This project focuses on network traffic classification using multiple Machine Learning (ML) models.
The dataset used is UNSW-NB15, which contains both normal and attack traffic of various types (Fuzzers, DoS, Shellcode, etc.).
The goal is to implement different ML approaches to accurately classify network traffic and analyze model performance.
📂 ml-network-traffic-classification-unsw-nb15
│── 📂 data/ # datasets
│ ├── 📂 processed/
│── 📂 eda/ # exploratory data analysis
│── 📂 models/
│ ├── 📂 svm_binary/ # binary classification using SVM
│ ├── 📂 svm_multiclass/ # multiclass classification using SVM
│── 📂 preprocessing/
│── 📂 visualizations/ # plots
│ ├── 📂 general/
│ ├── 📂 svm_binary/
│── 📜 README.md
│── 📜 LICENSE
The UNSW-NB15 is a comprehensive data set for network intrusion detection systems, created by dr. Nour Moustafa and dr. Jill Slay.
A detailed explanation of the dataset can be found on their original paper and on the UNSW-NB15 page.
The dataset is comprised of labeled network traffic data including both normal and attack network traffic.

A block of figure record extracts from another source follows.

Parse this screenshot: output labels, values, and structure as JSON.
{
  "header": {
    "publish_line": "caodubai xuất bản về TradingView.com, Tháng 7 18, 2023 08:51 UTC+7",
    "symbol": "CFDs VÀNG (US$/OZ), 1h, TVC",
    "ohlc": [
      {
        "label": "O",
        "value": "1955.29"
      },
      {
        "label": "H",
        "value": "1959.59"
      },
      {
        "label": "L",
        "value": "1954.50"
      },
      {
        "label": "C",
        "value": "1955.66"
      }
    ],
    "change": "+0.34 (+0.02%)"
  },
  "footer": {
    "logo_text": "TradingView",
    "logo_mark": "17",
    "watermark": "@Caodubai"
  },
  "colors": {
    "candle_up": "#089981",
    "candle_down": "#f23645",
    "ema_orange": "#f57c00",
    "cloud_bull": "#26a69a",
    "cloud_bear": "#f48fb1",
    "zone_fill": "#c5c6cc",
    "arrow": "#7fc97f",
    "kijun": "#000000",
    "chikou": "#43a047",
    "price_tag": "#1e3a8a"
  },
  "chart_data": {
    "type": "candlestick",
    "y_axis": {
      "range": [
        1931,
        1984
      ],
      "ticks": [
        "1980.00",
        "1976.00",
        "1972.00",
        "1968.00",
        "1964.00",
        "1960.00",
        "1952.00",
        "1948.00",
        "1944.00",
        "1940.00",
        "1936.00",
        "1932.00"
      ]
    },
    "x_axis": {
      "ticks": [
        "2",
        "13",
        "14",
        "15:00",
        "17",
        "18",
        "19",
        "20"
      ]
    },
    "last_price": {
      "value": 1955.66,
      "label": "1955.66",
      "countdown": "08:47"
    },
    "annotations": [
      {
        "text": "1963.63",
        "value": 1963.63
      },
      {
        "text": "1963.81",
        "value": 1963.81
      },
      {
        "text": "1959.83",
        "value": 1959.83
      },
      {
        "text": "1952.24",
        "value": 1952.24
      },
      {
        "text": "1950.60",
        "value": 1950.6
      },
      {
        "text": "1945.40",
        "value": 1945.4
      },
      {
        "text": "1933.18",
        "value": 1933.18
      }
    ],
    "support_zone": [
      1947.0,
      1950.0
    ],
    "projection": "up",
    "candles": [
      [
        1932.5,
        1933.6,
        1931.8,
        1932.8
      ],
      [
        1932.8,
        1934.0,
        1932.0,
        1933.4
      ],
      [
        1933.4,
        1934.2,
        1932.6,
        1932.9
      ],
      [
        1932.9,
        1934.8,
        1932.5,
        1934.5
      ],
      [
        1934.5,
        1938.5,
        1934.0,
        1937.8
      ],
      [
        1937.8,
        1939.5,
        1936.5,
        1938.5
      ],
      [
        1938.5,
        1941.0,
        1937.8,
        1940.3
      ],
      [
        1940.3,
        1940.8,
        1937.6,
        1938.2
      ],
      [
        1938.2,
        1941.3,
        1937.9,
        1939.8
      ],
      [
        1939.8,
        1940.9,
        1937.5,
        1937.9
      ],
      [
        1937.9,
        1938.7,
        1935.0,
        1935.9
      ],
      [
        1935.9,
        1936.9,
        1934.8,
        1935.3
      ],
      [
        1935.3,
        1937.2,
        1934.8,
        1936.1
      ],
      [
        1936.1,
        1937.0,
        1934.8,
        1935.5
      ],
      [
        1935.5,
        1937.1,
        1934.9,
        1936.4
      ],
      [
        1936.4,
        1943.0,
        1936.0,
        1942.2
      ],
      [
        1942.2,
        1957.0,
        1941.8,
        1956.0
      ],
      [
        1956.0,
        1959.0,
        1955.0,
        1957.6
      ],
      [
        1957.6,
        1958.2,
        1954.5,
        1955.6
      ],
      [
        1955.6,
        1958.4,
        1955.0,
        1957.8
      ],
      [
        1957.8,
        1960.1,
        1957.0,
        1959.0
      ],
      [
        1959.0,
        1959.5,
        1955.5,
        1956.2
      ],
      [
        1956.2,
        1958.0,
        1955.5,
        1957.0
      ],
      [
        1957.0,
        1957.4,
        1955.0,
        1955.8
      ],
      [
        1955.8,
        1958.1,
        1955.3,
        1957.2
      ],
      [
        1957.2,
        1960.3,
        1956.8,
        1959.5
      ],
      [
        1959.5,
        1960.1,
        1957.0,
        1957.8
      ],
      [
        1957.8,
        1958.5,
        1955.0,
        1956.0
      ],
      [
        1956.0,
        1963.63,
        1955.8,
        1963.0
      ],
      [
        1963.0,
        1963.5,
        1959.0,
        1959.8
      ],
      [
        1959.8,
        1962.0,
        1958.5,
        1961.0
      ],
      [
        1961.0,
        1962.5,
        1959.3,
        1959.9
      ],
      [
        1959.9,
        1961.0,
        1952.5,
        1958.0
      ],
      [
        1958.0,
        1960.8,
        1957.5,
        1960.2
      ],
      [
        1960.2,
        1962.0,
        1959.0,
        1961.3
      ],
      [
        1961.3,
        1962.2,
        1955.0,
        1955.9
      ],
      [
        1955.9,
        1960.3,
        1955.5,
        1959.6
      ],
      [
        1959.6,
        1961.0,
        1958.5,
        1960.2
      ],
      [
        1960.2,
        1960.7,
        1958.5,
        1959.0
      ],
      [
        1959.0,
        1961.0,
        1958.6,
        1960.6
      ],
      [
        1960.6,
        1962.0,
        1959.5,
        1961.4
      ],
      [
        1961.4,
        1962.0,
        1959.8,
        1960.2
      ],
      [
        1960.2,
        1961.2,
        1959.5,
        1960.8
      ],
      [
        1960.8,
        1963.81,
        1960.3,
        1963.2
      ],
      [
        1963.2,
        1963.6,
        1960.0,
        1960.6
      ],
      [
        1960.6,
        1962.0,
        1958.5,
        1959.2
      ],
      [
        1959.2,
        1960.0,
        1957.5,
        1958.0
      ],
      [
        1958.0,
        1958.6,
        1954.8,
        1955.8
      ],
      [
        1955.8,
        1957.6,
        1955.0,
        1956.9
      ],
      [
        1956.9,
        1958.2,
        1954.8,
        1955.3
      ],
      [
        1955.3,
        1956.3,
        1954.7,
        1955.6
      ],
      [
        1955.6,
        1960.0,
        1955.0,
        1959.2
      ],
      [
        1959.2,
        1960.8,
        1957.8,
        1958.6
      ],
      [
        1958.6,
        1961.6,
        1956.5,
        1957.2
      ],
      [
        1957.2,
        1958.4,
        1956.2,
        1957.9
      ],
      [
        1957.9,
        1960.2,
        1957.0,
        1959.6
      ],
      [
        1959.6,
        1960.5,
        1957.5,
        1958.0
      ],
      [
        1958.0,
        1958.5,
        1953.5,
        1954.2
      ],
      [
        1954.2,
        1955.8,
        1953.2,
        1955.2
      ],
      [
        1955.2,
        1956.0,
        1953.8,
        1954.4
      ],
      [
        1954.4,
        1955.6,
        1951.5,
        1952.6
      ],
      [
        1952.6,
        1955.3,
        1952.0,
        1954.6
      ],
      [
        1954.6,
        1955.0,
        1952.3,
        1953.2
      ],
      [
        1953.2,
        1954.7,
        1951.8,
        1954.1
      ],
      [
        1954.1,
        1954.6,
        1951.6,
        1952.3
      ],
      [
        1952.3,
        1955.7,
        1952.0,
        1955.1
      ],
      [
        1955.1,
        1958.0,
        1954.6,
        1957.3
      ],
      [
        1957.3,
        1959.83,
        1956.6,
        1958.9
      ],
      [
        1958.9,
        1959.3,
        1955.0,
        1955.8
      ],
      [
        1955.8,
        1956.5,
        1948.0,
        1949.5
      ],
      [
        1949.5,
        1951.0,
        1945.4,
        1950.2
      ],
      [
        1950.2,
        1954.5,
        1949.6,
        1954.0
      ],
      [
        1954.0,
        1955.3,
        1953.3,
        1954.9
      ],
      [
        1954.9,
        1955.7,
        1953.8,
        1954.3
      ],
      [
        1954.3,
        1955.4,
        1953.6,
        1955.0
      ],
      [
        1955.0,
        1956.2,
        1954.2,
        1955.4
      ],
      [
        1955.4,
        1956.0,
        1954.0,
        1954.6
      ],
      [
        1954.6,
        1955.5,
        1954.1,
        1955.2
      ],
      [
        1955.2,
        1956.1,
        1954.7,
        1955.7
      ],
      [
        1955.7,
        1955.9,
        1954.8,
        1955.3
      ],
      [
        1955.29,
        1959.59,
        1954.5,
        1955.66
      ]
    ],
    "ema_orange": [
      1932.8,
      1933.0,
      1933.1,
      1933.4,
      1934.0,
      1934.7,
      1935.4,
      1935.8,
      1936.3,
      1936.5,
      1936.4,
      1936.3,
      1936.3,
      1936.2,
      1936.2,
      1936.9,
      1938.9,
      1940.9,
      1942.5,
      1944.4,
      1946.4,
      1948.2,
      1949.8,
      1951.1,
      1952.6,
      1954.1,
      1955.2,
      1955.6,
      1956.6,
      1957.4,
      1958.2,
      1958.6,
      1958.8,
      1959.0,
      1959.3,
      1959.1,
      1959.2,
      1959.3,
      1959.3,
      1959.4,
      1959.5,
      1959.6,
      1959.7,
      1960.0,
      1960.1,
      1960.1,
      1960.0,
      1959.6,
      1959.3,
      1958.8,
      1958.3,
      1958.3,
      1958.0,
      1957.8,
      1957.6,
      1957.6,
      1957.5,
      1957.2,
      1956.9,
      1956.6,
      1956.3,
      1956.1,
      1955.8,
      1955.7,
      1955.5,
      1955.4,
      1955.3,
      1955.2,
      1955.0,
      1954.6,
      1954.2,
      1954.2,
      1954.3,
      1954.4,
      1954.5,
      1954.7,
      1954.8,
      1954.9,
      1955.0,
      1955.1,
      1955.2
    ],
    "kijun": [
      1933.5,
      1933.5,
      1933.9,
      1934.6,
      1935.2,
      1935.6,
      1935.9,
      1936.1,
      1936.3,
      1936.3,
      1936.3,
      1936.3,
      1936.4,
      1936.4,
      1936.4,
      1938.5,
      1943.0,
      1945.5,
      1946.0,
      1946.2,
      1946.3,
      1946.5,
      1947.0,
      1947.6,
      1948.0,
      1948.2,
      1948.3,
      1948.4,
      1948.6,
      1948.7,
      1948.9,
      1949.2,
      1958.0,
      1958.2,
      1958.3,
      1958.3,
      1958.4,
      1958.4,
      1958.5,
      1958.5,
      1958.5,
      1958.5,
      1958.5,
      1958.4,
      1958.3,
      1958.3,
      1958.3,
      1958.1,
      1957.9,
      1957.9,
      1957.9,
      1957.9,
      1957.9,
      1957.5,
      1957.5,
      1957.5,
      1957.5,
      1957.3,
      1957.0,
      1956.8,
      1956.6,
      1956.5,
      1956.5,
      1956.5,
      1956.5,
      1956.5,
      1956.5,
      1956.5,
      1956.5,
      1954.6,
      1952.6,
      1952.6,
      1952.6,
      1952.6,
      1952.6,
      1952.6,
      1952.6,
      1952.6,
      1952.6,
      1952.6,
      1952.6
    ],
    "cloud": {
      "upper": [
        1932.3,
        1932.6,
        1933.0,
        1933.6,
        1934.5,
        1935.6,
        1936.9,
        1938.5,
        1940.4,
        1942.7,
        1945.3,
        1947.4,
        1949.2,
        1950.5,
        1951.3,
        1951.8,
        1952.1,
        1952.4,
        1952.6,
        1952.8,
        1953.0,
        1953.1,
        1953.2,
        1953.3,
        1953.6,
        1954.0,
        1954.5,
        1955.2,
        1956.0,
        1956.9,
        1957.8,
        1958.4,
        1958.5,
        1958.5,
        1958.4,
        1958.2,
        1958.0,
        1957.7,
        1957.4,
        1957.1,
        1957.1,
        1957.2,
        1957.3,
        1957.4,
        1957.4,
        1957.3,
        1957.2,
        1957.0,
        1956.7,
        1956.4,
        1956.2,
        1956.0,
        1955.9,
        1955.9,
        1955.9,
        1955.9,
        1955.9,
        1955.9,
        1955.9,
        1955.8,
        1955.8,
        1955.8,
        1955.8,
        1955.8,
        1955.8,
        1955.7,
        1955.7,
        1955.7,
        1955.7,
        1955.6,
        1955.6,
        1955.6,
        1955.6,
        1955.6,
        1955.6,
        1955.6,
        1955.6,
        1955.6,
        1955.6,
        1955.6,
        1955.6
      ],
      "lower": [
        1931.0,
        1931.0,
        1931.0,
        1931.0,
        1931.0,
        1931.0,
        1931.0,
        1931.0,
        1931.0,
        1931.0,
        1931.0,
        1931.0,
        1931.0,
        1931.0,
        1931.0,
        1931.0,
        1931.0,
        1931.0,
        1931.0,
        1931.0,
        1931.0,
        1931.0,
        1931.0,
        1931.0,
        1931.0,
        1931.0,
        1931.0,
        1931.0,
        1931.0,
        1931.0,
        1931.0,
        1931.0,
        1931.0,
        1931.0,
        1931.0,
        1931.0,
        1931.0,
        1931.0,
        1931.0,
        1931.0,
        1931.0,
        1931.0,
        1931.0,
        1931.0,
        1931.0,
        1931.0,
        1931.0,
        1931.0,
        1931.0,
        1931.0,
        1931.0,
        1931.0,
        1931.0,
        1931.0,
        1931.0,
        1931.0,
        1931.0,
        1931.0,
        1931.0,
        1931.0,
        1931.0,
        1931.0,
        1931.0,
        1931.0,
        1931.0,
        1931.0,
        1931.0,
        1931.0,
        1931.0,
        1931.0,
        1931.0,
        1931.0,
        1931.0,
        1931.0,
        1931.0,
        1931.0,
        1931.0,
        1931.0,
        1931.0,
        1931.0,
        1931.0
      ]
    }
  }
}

The dataset consists of 49 features including both numerical and categorical attributes.
The attack-labeled network traffic data contains nine different attack categories:
- Fuzzers – Attempts to cause a program or network suspended by inputting large amounts of random data.
- Analysis – Attacks involving reconnaissance and vulnerability scanning.

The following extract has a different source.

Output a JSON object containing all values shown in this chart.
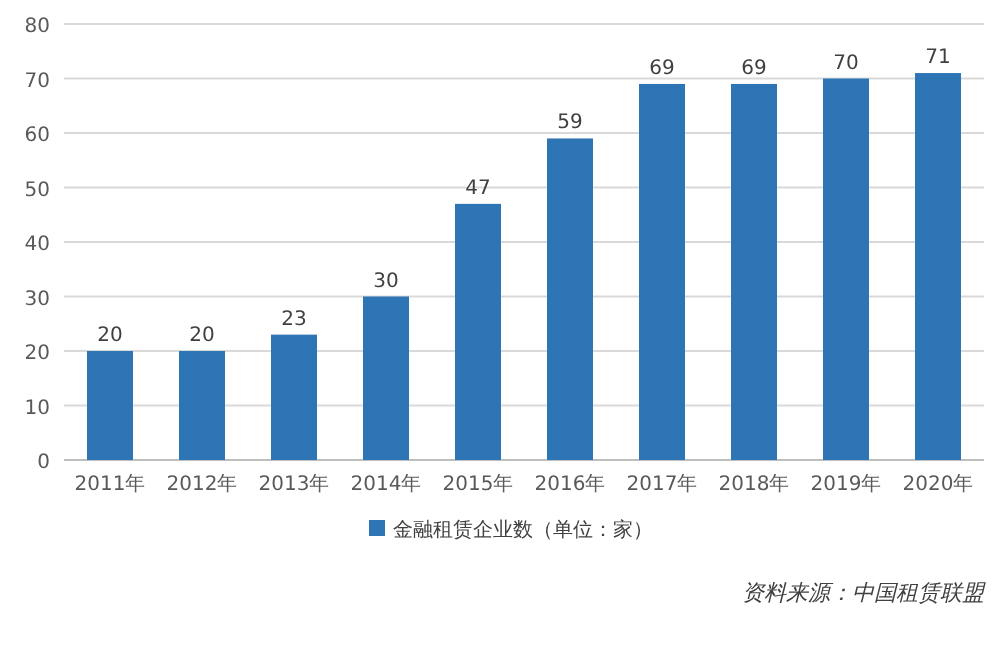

- Backdoors – Unauthorized access mechanisms that allow attackers to bypass authentication and gain remote control over a system.
- DoS (Denial of Service) – Attacks that flood a network or system with excessive requests, making it unavailable to users.

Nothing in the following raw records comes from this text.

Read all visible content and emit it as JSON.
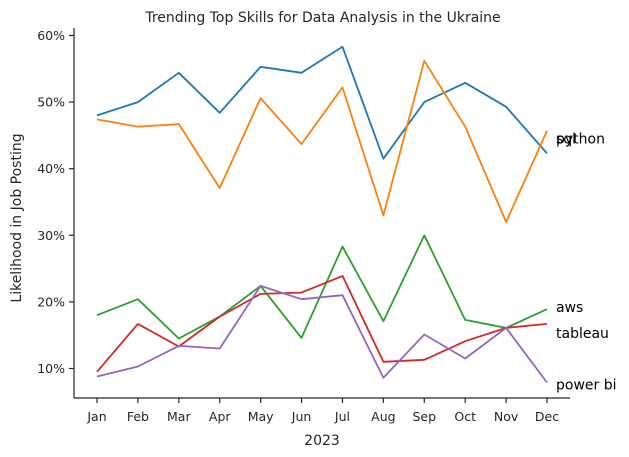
{
  "chart_data": {
    "type": "line",
    "title": "Trending Top Skills for Data Analysis in the Ukraine",
    "xlabel": "2023",
    "ylabel": "Likelihood in Job Posting",
    "categories": [
      "Jan",
      "Feb",
      "Mar",
      "Apr",
      "May",
      "Jun",
      "Jul",
      "Aug",
      "Sep",
      "Oct",
      "Nov",
      "Dec"
    ],
    "ylim": [
      5.5,
      61
    ],
    "yticks": [
      10,
      20,
      30,
      40,
      50,
      60
    ],
    "ytick_labels": [
      "10%",
      "20%",
      "30%",
      "40%",
      "50%",
      "60%"
    ],
    "grid": false,
    "legend": "none",
    "series": [
      {
        "name": "python",
        "color": "#1f77b4",
        "values": [
          48.0,
          50.0,
          54.4,
          48.4,
          55.3,
          54.4,
          58.3,
          41.5,
          50.0,
          52.9,
          49.3,
          42.3
        ]
      },
      {
        "name": "sql",
        "color": "#ff7f0e",
        "values": [
          47.4,
          46.3,
          46.7,
          37.1,
          50.6,
          43.7,
          52.2,
          33.0,
          56.2,
          46.3,
          32.0,
          45.7
        ]
      },
      {
        "name": "aws",
        "color": "#2ca02c",
        "values": [
          18.0,
          20.4,
          14.5,
          17.8,
          22.4,
          14.6,
          28.3,
          17.1,
          30.0,
          17.3,
          16.1,
          18.9
        ]
      },
      {
        "name": "tableau",
        "color": "#d62728",
        "values": [
          9.5,
          16.7,
          13.3,
          17.8,
          21.2,
          21.4,
          23.9,
          11.0,
          11.3,
          14.1,
          16.1,
          16.7
        ]
      },
      {
        "name": "power bi",
        "color": "#9467bd",
        "values": [
          8.8,
          10.3,
          13.4,
          13.0,
          22.4,
          20.4,
          21.0,
          8.6,
          15.1,
          11.5,
          16.1,
          7.9
        ]
      }
    ]
  }
}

- Exploits – Attacks that take advantage of known system vulnerabilities.
- Generic – Attacks that target cryptographic weaknesses in encryption algorithms.
- Reconnaissance – Network scanning for gathering information.
- Shellcode – Code injection attacks exploiting buffer overflows.
- Worms – Self-replicating malware that spreads across networks.
- Python (fastparquet, pandas, numpy, scipy, sklearn, matplotlib, seaborn, joblib)
model = SVC(kernel='poly', cache_size=500, probability=True)
- Accuracy: 0.8729291162609921
- Precision: 0.8679978048883448
- Recall: 0.9071737404041296
- f1 score: 0.8871534893754719
- ROC AUC: 0.9408879134362458
This project is open-source and available under the MIT License.